SACRAMENTO — California Gov. Arnold Schwarzenegger, alarmed by the ongoing national financial crisis, warned Treasury Secretary Henry M. Paulson on Thursday that the state might need an emergency loan of as much as $7 billion from the federal government within weeks.
The warning comes as California is close to running out of cash to fund day-to-day government operations and is unable to access routine short-term loans that it typically relies on to remain solvent.
For The Record
Los Angeles Times Saturday, October 04, 2008 Home Edition Main News Part A Page 2 National Desk 1 inches; 39 words Type of Material: Correction
California loan: An article in Section A on Friday about a $7-billion emergency loan that California may seek from the federal government misspelled the last name of Robert Feyer, an attorney advising the state on bond issues, as Fayer.
The state of California is the biggest of several governments nationwide that are being locked out of the bond market by the global credit crunch. If the state is unable to access the cash, administration officials say, payments to schools and other government entities could quickly be suspended and state employees could be laid off.

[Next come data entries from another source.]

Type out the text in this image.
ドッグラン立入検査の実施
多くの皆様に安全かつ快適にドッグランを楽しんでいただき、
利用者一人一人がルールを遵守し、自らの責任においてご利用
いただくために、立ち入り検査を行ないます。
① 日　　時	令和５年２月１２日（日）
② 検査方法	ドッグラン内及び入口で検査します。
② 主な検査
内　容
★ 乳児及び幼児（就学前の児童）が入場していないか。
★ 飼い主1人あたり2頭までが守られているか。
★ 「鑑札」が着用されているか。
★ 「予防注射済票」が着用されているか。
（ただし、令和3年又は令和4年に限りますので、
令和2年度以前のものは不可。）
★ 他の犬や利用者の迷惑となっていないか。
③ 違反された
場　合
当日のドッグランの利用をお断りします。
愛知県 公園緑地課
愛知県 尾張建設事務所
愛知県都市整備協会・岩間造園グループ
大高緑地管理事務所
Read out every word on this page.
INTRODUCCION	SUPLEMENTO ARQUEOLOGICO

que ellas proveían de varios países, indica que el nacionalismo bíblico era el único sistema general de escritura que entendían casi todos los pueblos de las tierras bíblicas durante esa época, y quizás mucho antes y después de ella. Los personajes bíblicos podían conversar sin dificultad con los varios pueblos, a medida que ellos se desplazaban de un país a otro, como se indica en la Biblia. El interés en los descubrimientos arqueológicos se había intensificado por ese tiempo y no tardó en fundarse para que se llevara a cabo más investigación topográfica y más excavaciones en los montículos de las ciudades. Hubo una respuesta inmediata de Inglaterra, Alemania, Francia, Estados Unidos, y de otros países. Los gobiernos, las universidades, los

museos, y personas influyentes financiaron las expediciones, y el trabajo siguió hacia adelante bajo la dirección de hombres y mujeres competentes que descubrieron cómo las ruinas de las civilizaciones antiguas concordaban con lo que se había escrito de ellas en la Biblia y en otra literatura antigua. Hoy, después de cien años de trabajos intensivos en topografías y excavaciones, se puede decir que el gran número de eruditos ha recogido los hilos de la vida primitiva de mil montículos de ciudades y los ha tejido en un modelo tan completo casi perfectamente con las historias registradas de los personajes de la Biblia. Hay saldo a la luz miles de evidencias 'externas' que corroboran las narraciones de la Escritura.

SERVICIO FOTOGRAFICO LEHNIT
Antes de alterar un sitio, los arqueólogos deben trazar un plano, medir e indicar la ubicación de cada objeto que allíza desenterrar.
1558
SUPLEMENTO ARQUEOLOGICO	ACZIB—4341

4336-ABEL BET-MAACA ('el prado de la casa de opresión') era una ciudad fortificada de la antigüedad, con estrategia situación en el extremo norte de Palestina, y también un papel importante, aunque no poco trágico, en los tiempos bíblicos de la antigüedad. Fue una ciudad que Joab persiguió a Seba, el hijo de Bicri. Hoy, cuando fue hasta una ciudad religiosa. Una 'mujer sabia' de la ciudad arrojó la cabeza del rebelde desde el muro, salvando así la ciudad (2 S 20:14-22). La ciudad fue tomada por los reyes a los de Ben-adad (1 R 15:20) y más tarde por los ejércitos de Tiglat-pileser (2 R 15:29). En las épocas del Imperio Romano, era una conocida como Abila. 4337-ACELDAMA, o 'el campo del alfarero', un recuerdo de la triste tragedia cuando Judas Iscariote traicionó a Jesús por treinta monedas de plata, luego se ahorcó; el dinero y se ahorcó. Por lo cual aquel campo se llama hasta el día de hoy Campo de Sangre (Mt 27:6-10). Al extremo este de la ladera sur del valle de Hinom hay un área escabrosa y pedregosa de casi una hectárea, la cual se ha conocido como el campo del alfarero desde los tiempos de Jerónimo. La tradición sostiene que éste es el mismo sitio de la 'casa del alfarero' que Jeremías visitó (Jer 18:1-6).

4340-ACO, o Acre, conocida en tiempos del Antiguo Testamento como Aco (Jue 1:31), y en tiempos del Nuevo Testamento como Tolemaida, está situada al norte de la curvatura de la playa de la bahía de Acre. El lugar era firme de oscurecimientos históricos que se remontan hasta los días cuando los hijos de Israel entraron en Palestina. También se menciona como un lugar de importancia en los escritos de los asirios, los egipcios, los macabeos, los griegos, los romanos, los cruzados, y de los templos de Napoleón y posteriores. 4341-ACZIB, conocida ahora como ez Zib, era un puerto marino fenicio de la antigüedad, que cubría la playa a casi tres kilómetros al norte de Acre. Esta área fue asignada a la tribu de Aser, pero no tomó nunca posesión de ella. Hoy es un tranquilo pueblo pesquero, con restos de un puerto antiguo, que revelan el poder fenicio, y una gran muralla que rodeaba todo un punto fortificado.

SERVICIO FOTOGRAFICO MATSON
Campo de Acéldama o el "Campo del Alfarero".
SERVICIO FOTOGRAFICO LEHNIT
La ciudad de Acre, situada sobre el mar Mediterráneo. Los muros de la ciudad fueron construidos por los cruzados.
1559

Plans by several state and local governments to borrow in recent days have been upended by the credit freeze. New Mexico was forced to put off a $500-million bond sale, Massachusetts had to pull the plug halfway into a $400-million offering, and Maine is considering canceling road projects that were to be funded with bonds.
California finance experts say they know of no time in recent history when the state has sought an emergency loan of this magnitude from the federal government. The only other such rescue was in 1975, they said, when the federal government lent New York City money to avoid bankruptcy.
"Absent a clear resolution to this financial crisis," Schwarzenegger wrote in a letter Thursday evening e-mailed to Paulson, "California and other states may be unable to obtain the necessary level of financing to maintain government operations and may be forced to turn to the federal treasury for short-term financing."
The letter, obtained by The Times, came on the eve of a vote by the House of Representatives on a $700-billion rescue package, but it was too soon to know how the package would affect the nation's paralyzed credit markets. The Senate approved the so-called rescue bill Wednesday night.
A top Schwarzenegger aide followed up the letter with a call to the Treasury secretary Thursday night. Treasury Department officials could not be reached for comment.
It's customary for California to borrow billions of dollars at the start of the fiscal year to fill its coffers until the usual flood of sales tax receipts comes in after Christmas and income tax receipts arrive in the spring.